We can combine what we know from the interval data structure and write something like T[i, j] which is the same as <T[i], T[i + 1], …, T[j]>. Or, the Tuple T that ranges from values i to j. Note that in this case we are saying that this tuple strictly holds integers, but in reality a tuple can hold any kind of element. One note on tuples: unlike something like a list, a tuple is immutable meaning that once it has been created, it cannot be changed. The elements are fixed in order. But above we said that tuples were great to use when working with genomic data! How great are they if they are fixed? Well, there are a handful of commonly used functions in programming with tuples that we will go over now.
- Head. Writing “Head(T)” means “Return T[0]”, or return the first element of tuple T.
- Tail. Writing “Tail(T)” means “Return T[|T|]”, or return the last element of tuple T.
- Push. Writing “Push(x, T)” means take element x and “push” it into T. Or in other words, take element x and return a new tuple with x as the first element of tuple T. Because we cannot change T, we are instead creating a new tuple with x, and then copying all values of T to it afterward.
- Pop. Writing “Pop(T)” means remove the first element of tuple T. Or in other words, return a new tuple that ranges from the second element of T to the last (T[1…|T|). Note: remember that indexing in programming starts at 0.
- Inject. Writing “Inject(x, T)” means to add x to the end of tuple T. Again this involves creating a new tuple, and adding element x as the new last element.
- Eject. Writing “Eject(T)” means to return all elements in tuple T EXCEPT for the last element.
Using all of these functions together in different ways allows us to develop new data structures. These include stacks, queues, and deque.
Stack
The traditional way to think of a stack, is of a stack of plates. Stacks are tuples that have the functions head, push, and pop. When a plate is added to the top of the stack, the only way to get further down the stack is by removing plates until you get to the one that you want. The same is true for elements in a stack.
Queue
A queue is a line. At some point each and every one of us has stood in a line. Queues are tuples that use the functions head, inject, and pop. We can find out who is first in line (using head), we can add someone to the end of a line (using inject), and we can let someone into the store by removing them from the front of the line (pop).
Deque
No, that’s not a typo. A deque is a double ended queue. While stacks and queues restricted us to only inserting and removing from one location, a deque allows for insertion and removal from both ends. Deques are tuples that use the functions head, tail, push, inject, pop and eject.
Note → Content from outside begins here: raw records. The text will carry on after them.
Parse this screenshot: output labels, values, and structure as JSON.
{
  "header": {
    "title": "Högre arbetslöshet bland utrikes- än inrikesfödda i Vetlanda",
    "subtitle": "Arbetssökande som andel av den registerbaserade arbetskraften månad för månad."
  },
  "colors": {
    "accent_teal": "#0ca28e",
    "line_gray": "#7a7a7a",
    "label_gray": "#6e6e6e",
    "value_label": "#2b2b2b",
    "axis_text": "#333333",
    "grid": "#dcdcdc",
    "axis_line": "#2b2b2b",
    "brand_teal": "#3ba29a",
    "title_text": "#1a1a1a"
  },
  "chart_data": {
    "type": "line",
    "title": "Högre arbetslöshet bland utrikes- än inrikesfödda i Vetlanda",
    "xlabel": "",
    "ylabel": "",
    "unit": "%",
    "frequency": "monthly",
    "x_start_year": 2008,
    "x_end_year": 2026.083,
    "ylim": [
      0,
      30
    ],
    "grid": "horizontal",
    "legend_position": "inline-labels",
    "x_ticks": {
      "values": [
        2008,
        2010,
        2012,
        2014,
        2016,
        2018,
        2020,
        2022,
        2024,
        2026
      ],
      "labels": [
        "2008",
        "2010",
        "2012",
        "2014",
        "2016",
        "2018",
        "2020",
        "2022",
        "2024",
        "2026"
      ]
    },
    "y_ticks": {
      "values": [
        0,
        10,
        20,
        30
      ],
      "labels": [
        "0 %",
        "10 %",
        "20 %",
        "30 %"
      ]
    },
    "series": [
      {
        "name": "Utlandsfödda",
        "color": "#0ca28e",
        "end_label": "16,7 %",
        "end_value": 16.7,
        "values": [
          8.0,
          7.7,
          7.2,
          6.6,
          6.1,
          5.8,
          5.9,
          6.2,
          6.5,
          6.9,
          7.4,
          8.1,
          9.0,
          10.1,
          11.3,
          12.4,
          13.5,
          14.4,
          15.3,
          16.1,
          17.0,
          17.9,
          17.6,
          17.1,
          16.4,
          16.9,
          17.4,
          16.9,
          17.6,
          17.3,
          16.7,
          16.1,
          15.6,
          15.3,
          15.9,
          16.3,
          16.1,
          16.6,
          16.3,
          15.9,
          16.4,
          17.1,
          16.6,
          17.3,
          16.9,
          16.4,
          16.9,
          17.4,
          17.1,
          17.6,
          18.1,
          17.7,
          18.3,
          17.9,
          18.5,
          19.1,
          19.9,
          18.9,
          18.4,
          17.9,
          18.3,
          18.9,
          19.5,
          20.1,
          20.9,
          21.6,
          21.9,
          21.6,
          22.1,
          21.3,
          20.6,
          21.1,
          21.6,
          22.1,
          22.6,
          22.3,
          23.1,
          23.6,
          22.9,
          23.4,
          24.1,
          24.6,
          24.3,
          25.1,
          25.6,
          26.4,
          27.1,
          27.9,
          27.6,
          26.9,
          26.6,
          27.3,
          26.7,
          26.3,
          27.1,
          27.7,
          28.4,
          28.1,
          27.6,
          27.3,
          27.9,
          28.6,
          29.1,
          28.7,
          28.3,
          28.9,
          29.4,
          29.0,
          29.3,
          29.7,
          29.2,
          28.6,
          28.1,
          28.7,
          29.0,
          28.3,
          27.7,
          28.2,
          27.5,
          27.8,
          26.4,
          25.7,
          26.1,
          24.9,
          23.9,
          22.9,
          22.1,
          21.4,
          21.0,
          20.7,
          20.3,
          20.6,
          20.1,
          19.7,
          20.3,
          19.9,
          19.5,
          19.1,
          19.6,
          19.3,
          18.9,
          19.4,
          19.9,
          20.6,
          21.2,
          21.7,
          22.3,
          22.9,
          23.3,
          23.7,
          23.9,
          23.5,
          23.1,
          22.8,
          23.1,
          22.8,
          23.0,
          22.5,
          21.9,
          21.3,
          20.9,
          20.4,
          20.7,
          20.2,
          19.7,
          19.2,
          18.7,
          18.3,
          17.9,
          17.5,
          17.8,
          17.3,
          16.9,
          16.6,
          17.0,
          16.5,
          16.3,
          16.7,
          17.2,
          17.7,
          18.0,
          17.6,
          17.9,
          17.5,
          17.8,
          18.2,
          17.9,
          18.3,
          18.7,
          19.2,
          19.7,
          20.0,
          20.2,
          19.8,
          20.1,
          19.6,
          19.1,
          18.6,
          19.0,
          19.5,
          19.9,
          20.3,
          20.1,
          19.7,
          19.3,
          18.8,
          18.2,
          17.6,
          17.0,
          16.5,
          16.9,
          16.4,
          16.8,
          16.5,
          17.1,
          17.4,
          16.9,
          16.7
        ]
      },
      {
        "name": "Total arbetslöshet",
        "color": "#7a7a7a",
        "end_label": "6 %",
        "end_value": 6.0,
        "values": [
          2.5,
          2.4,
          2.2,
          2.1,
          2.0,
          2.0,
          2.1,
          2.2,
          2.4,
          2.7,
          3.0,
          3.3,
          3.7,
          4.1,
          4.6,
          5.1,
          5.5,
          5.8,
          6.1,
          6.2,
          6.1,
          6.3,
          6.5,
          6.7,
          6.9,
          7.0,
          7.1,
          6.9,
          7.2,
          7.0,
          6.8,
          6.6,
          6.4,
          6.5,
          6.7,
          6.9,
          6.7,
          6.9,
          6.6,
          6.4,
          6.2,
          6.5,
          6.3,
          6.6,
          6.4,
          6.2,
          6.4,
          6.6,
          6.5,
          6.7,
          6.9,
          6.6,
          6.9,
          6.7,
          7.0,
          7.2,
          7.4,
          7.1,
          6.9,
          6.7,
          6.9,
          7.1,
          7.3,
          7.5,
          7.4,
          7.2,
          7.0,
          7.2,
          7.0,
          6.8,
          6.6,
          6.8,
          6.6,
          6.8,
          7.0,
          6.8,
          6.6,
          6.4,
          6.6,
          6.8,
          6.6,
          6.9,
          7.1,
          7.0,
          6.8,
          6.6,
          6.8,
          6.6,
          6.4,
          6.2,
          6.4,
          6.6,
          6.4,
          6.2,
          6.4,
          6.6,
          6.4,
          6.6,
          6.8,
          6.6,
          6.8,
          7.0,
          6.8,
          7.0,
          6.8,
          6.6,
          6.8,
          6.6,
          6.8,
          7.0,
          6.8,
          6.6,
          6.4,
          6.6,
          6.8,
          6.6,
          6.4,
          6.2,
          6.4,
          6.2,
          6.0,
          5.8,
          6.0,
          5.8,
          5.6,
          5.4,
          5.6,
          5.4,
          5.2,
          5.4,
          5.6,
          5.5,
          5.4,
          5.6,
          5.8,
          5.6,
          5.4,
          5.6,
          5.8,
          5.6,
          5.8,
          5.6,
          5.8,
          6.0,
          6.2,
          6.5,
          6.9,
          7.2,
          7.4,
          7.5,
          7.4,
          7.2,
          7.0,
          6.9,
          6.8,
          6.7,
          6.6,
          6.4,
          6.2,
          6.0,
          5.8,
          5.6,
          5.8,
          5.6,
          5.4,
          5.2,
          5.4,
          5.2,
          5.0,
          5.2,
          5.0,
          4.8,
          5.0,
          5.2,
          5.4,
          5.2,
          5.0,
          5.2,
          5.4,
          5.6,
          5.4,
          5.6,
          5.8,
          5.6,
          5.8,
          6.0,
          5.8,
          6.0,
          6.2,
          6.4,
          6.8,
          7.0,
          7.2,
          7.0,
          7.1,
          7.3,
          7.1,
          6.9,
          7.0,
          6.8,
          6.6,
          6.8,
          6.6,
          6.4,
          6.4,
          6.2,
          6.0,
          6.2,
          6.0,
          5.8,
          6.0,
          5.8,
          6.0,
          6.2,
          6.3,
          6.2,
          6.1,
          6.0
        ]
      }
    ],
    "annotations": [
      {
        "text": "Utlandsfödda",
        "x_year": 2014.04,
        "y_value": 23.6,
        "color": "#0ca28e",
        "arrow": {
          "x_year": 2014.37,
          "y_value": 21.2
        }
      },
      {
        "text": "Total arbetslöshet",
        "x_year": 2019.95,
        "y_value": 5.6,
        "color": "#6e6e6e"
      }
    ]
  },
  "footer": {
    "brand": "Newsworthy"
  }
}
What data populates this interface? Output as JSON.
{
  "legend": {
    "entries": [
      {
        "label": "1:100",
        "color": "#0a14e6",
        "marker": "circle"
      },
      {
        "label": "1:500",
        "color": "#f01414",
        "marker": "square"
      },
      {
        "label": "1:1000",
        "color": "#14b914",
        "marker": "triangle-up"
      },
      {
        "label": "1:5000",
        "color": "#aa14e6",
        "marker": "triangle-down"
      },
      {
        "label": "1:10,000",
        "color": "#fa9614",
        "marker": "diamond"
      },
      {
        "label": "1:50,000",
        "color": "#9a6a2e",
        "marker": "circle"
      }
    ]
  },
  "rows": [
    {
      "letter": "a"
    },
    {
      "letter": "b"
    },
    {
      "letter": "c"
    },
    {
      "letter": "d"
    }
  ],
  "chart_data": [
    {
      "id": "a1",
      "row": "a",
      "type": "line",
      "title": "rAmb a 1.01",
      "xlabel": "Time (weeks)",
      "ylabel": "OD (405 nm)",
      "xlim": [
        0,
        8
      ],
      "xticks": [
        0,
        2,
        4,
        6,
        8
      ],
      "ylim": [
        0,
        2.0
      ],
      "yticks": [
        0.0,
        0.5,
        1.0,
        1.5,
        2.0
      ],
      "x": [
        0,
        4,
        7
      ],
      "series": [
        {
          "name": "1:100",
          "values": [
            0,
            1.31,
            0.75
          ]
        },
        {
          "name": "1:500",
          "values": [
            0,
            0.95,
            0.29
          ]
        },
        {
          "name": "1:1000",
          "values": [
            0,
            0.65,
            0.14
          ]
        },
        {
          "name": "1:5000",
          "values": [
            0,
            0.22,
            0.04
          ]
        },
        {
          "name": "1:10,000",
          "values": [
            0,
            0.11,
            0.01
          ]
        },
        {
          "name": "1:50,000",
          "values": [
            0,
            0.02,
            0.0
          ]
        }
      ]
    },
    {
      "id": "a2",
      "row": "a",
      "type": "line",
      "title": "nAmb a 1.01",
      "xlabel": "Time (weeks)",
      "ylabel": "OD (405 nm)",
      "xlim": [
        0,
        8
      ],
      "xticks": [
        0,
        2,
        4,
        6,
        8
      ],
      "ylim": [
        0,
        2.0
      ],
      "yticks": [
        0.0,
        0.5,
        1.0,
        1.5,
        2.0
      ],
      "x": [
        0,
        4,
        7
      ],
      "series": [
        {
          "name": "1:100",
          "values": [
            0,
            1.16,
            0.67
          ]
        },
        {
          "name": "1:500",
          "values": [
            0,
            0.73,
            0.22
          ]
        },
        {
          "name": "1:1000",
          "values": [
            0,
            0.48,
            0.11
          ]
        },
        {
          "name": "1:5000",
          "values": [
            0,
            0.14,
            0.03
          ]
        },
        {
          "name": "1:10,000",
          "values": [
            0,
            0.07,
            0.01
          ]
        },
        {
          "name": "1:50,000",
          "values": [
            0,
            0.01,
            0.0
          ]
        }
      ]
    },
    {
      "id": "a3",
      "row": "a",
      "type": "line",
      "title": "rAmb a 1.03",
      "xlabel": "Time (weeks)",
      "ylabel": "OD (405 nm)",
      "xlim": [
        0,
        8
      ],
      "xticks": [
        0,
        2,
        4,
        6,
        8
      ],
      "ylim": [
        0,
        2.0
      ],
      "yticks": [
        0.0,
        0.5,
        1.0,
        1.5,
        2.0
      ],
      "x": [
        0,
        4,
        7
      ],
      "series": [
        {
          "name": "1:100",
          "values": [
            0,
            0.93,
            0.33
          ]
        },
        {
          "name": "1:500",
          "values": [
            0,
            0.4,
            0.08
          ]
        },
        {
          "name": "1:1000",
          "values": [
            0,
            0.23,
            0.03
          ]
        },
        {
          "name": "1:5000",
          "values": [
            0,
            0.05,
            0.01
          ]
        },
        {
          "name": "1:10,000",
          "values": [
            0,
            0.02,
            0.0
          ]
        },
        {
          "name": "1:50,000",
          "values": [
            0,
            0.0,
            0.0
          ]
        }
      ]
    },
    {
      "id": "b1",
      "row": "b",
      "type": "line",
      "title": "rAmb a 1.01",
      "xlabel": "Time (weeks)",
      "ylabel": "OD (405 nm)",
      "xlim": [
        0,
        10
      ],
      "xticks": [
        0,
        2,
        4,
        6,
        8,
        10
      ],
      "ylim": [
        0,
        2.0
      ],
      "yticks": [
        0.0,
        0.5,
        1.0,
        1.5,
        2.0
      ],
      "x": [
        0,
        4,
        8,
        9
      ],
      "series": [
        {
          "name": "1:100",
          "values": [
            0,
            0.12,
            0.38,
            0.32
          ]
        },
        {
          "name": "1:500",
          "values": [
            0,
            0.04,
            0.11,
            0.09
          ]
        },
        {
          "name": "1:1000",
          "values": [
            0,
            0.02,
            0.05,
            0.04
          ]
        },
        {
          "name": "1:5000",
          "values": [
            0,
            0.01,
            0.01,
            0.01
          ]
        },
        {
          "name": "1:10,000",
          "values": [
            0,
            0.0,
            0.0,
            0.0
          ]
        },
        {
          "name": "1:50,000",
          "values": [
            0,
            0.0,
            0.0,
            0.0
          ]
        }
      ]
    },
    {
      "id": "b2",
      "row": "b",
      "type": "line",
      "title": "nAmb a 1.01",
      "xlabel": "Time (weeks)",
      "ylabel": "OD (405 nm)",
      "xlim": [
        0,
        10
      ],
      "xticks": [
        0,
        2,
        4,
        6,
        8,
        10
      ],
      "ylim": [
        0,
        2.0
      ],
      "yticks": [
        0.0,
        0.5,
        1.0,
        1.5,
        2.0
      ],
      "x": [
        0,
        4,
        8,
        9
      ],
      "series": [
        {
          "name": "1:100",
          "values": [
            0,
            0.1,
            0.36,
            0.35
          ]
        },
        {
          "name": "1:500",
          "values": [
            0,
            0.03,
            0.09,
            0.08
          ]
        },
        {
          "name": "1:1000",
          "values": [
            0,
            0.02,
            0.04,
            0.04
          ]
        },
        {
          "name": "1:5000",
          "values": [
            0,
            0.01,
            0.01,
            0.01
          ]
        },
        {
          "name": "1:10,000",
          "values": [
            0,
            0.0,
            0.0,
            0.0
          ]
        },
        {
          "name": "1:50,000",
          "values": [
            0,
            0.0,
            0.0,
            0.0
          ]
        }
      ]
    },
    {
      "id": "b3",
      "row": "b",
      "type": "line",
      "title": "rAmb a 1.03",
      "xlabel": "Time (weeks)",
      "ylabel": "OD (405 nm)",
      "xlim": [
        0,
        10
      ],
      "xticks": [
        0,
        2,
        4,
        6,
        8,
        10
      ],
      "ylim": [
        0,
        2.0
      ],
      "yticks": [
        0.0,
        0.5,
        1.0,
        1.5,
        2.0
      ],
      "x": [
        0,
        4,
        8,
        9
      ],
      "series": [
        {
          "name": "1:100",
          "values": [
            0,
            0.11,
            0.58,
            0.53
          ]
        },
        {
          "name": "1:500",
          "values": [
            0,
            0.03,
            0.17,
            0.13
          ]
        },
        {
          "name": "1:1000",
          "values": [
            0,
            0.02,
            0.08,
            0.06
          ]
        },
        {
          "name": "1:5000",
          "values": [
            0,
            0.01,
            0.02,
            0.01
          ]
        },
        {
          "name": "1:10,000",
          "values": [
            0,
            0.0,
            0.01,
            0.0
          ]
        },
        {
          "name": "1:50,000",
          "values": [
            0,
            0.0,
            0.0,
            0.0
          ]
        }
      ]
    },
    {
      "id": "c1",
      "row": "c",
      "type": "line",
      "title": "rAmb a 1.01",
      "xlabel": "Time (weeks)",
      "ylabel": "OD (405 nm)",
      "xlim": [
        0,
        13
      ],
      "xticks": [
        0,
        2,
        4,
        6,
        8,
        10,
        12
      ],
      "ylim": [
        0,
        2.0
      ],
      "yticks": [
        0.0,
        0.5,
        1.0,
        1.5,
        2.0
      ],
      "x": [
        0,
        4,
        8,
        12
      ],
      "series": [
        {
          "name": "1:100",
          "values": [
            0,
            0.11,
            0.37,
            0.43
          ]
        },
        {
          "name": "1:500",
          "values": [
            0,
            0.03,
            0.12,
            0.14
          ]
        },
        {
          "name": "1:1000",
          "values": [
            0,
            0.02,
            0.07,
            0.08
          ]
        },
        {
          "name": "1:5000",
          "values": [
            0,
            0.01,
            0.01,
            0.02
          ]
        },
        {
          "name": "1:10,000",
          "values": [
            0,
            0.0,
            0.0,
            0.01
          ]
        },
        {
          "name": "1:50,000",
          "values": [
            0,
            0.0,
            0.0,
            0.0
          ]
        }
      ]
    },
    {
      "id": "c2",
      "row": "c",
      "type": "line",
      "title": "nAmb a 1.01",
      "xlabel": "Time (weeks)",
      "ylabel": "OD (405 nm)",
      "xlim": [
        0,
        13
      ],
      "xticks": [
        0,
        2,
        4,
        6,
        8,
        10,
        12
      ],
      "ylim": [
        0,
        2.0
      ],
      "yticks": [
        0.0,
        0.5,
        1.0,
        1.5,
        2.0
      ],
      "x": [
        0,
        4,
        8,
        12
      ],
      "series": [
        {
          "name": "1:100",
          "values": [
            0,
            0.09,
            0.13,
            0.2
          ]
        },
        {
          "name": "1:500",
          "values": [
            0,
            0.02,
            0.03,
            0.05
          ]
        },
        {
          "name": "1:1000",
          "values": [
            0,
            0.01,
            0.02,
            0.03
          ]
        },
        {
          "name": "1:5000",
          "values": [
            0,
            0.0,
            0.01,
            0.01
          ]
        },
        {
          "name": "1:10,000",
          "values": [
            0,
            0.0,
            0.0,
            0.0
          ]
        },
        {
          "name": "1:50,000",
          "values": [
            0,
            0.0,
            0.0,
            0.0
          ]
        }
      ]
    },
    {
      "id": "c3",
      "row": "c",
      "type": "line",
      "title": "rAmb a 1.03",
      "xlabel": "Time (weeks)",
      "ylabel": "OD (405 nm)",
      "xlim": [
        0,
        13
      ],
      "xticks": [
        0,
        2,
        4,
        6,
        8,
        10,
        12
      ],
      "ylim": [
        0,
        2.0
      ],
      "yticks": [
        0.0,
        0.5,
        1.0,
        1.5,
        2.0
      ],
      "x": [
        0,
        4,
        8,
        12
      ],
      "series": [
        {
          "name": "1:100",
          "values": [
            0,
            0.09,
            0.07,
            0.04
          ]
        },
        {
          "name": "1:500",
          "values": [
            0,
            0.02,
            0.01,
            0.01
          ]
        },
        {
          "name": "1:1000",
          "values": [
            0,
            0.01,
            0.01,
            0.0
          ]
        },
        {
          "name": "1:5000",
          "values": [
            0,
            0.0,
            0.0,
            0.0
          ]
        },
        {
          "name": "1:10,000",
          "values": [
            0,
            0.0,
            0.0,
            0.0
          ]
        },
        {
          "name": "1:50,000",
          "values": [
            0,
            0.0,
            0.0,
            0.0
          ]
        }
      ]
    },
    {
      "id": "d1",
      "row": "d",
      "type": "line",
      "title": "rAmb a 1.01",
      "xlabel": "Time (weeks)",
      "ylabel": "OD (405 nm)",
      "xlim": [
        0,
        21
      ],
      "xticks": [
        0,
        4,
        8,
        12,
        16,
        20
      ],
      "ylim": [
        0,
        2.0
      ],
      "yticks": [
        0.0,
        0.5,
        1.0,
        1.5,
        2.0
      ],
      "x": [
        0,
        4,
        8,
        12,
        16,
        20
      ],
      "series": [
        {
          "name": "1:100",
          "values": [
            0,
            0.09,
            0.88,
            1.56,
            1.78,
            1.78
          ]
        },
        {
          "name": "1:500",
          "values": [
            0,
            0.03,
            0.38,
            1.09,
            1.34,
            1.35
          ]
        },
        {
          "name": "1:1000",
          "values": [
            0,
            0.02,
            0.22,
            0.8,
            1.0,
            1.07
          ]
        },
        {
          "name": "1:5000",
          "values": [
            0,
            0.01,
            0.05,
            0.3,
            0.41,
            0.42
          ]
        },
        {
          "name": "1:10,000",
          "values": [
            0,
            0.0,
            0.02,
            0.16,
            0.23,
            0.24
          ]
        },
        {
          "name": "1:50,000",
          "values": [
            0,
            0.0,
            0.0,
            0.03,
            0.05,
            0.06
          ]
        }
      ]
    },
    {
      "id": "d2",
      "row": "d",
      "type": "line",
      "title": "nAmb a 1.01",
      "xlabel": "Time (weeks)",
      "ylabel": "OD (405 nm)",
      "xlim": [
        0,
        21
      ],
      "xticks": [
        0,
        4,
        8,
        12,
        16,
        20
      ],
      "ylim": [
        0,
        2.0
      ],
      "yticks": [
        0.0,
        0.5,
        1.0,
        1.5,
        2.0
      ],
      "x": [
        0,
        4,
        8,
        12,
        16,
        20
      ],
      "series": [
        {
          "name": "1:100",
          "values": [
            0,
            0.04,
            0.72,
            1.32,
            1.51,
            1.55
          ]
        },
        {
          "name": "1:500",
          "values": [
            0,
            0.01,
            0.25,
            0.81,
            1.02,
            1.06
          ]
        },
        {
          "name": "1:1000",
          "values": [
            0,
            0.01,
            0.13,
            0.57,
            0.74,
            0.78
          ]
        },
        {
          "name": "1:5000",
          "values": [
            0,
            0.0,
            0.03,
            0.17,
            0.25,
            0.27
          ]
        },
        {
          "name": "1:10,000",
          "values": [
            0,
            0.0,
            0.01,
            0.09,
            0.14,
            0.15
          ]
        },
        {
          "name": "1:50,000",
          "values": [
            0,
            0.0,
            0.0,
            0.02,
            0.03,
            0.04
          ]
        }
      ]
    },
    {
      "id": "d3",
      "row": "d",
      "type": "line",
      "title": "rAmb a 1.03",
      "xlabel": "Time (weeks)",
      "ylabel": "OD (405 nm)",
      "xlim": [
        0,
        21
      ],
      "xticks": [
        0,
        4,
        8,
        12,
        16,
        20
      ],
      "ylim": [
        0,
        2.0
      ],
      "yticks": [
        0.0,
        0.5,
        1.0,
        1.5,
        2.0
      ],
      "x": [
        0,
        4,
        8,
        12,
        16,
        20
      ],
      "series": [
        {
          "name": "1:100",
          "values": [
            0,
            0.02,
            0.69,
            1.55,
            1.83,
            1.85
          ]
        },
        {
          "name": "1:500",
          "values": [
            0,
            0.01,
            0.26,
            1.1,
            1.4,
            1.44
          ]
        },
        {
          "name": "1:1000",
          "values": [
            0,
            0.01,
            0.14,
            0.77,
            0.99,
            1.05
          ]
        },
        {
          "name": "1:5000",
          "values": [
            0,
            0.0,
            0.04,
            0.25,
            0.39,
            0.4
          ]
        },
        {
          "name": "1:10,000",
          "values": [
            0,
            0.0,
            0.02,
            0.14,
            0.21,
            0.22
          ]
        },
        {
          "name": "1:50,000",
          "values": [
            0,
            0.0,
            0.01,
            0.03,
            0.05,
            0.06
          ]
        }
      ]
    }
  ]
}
How does this relate to genomic sequences?…
Think about the picture of the DNA strand above. DNA is a continuous string of base pairs that is read from the 5' end to the 3' end. This is the ONLY way that DNA works. While things like DNA repair complicate matters a bit, we are going to continue to move forward with the assumption that DNA is only read in one direction, meaning that the data structures mentioned above are the best for storing and manipulating genetic information. They are not the only ones, but they are what we will focus on in upcoming articles.